Pude reconocer en ese espacio una voluntad hermanable a la mía; una construcción sostenida en la persistencia, por momentos a ciegas, como en un acto de fe y vi erigise el negocio desde sus accidentes: le supe las goteras, la carne echada a perder por un descuido de refrigeración y tiempos; le conocí sus altercados de gente, las deudas, el cansancio y ningún lugar me fue más entrañable.

Vi crecer el negocio en su ser perfectible, en su aspecto cada vez más pulido, en el ir y venir de gente nueva, la introducción de la cerveza y el jazz.

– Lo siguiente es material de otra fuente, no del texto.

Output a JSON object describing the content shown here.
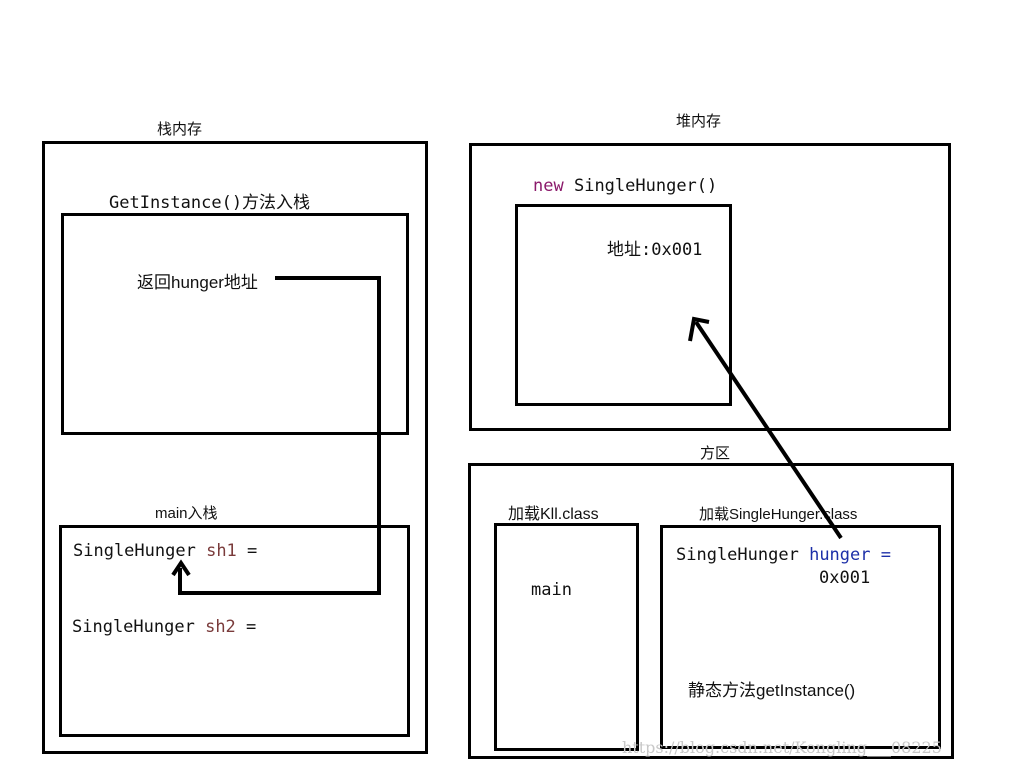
{
  "stack": {
    "title": "栈内存",
    "frame_getinstance": {
      "title": "GetInstance()方法入栈",
      "return_text": "返回hunger地址"
    },
    "frame_main": {
      "title": "main入栈",
      "line1": {
        "type": "SingleHunger",
        "var": "sh1",
        "op": "="
      },
      "line2": {
        "type": "SingleHunger",
        "var": "sh2",
        "op": "="
      }
    }
  },
  "heap": {
    "title": "堆内存",
    "object_expr": {
      "keyword": "new",
      "ctor": "SingleHunger()"
    },
    "object_address": "地址:0x001"
  },
  "method_area": {
    "title": "方区",
    "class_kll": {
      "title": "加载Kll.class",
      "member": "main"
    },
    "class_singlehunger": {
      "title": "加载SingleHunger.class",
      "field": {
        "type": "SingleHunger",
        "name": "hunger",
        "op": "=",
        "value": "0x001"
      },
      "static_method": "静态方法getInstance()"
    }
  },
  "watermark": "https://blog.csdn.net/Kongling___08225",
  "colors": {
    "keyword": "#8b1a6b",
    "var": "#7a3b3b",
    "field": "#1c2fa8",
    "line": "#000000"
  }
}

Lo mismo vi mi escritura en construcción hacerse de sus errores, de la arritmia y los lugares comunes, de la falta de unidad, la premura y de lo que no alcanzo a notar todavía.

Todo esto nos importa porque en ello nos va el presente; pero nos sobreponemos el error para seguir, nos perdonamos ad infinitum, rectificamos: uno tira una pared o rehace una mesa, olvida un poema, reescribe un poema, viaja al otro lado de la ciudad a buscar un mejor grano de café, o lee a otro para perder el miedo de encontrarse a sí mismo. Uno va, viene, insiste en su deseo de ser y envejece en el camino sin saber si como Keats, cuando muera, habrá pagado el precio de extinguirse con lo que fue su relativa, completa felicidad.